A weak cosmic infrared radiation field that reaches Earth from all directions contains not yet deciphered messages about the evolution of galaxies. Using first observations with the PACS Instrument on board ESA's Herschel Space Telescope, scientists from the Max Planck Institute for Extraterrestrial Physics and other institutions have for the first time resolved more than half of this radiation into its constituting sources. Observations with Herschel open the road towards understanding the properties of these galaxies, and trace the dusty side of galaxy evolution.

In the mid 1990's, scientists analyzing data from NASA's COBE spacecraft discovered faint radiation in the far-infrared part of the electromagnetic spectrum that reaches earth with the same intensity from all directions in space. Immediately, they suspected it to be the aggregate emission of many distant galaxies in the early universe, releasing the same amount of energy in the far-infrared as reaches us in visible light from similarly distant galaxies.
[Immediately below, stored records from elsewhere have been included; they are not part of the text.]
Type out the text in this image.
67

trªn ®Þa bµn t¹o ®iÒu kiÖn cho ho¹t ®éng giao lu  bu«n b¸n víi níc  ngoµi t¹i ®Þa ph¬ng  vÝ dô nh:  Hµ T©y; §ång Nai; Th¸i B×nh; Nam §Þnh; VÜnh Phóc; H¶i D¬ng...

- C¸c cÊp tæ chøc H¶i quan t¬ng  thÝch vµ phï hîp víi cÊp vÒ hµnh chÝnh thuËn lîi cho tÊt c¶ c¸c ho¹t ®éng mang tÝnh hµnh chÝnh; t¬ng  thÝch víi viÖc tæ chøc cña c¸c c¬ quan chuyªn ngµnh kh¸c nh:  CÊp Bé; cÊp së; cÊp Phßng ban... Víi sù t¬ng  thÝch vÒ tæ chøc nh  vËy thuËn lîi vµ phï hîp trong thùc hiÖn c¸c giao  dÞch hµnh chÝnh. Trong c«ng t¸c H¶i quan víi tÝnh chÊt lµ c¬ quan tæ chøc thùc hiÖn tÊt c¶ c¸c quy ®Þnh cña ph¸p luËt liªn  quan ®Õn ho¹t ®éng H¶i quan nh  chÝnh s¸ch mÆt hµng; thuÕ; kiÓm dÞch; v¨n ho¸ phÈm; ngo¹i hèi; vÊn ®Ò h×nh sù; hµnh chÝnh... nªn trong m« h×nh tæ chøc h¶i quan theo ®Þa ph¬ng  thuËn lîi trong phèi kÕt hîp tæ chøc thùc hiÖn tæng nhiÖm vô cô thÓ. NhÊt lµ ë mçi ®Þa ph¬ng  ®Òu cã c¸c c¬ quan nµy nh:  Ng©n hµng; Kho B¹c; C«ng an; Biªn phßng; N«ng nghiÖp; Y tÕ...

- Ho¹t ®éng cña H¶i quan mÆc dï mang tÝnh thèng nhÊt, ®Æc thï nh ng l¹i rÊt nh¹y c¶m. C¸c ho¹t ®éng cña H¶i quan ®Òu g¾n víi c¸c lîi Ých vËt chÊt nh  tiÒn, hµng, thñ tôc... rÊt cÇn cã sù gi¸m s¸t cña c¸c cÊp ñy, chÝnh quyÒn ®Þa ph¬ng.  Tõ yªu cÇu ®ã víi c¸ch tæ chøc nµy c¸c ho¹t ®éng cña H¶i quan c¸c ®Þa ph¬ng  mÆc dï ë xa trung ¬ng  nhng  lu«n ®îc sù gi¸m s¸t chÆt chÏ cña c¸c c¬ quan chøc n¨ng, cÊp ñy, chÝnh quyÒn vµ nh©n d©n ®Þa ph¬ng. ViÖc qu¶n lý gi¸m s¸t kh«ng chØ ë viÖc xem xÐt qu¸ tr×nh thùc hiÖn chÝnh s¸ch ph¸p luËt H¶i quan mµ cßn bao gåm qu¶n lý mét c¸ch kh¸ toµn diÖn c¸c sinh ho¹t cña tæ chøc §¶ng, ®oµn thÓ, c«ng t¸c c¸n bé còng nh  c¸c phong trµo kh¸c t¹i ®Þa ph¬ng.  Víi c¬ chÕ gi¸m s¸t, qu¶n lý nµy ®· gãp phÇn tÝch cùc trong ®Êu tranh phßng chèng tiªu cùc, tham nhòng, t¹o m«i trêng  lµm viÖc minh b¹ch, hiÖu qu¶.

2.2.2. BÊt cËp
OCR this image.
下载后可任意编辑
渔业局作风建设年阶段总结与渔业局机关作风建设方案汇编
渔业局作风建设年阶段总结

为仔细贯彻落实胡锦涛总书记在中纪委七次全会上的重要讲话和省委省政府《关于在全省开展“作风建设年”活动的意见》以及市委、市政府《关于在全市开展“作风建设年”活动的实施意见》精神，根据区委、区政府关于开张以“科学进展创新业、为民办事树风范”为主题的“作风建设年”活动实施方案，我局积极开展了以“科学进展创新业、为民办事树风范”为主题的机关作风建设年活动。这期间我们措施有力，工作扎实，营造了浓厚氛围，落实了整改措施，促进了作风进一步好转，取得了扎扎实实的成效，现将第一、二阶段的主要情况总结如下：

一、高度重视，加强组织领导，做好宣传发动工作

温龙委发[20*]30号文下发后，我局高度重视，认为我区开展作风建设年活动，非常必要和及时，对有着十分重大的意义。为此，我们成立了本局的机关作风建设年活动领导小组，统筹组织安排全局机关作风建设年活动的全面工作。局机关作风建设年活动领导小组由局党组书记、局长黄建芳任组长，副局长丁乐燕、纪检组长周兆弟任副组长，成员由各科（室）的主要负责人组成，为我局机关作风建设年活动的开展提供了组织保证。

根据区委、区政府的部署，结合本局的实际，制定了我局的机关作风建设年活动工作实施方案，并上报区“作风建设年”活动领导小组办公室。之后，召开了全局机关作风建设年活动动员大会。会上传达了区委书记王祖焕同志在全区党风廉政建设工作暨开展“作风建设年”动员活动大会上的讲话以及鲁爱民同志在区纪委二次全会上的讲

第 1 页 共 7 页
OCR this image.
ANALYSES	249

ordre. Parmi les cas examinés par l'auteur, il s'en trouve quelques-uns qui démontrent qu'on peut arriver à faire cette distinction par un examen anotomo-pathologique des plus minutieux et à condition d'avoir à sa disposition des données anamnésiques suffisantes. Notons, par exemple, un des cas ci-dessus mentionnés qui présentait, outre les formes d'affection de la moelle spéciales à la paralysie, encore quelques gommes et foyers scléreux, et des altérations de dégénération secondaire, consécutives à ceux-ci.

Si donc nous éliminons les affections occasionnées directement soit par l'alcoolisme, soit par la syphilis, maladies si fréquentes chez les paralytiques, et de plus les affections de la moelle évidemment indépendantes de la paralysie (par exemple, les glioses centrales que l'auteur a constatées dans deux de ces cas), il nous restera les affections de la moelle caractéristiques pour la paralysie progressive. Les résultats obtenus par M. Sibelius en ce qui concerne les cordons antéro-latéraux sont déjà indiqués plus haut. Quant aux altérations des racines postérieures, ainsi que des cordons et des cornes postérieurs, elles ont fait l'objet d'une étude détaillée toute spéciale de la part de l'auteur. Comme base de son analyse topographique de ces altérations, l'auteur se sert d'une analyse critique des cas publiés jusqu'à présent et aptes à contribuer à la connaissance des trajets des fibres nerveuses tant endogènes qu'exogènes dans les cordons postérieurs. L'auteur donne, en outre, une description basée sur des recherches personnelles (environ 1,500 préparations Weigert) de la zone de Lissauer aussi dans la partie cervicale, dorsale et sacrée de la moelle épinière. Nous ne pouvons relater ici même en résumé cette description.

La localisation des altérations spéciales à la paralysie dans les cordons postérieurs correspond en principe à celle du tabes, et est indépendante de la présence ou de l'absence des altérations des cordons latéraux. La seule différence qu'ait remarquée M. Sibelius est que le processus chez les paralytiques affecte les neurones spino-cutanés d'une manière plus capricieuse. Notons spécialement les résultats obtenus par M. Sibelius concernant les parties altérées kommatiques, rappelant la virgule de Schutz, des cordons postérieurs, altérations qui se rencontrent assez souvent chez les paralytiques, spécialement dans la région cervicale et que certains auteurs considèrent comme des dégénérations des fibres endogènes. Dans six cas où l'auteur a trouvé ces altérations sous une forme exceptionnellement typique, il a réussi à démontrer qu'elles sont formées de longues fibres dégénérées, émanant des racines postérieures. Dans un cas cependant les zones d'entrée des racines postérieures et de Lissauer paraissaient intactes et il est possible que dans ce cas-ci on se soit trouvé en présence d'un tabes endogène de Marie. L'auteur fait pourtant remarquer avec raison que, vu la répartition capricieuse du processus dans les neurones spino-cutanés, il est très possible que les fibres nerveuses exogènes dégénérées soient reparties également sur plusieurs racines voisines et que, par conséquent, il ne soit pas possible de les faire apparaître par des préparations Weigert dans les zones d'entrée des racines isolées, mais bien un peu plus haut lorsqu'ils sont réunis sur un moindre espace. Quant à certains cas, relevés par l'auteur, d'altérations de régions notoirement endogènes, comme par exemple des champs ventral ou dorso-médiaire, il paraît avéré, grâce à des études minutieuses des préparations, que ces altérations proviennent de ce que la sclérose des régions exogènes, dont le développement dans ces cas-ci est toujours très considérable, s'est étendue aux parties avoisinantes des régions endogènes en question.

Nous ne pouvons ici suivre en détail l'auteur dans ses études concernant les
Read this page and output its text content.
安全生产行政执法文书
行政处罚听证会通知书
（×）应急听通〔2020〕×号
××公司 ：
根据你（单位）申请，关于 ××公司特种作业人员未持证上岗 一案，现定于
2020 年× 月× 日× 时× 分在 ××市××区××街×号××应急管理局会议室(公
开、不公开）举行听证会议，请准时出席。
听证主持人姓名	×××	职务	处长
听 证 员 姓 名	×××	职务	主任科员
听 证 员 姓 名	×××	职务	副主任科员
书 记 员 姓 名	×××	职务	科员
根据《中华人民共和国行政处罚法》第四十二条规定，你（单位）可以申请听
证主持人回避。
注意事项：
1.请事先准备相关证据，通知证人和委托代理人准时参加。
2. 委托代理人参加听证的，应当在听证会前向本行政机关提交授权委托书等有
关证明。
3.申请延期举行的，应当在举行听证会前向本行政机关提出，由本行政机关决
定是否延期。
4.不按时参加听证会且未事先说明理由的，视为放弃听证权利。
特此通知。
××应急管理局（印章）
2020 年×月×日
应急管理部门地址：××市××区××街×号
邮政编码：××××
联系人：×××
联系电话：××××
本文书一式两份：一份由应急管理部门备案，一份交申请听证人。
Whereas visible light tells us about the stars in galaxies, the far-infrared is emitted by cold dust that is hiding the newly formed stars. Identifying these surprisingly numerous dusty galaxies has proven difficult, though. Space telescopes are needed to detect far-infrared emission, because it is absorbed by the Earth's atmosphere. Previous infrared space telescopes have detected far-infrared light from only the brightest of the galaxies forming this cosmic background. To glean any information about the fainter objects, astronomers had to rely on indirect evidence based on shorter wavelength radiation.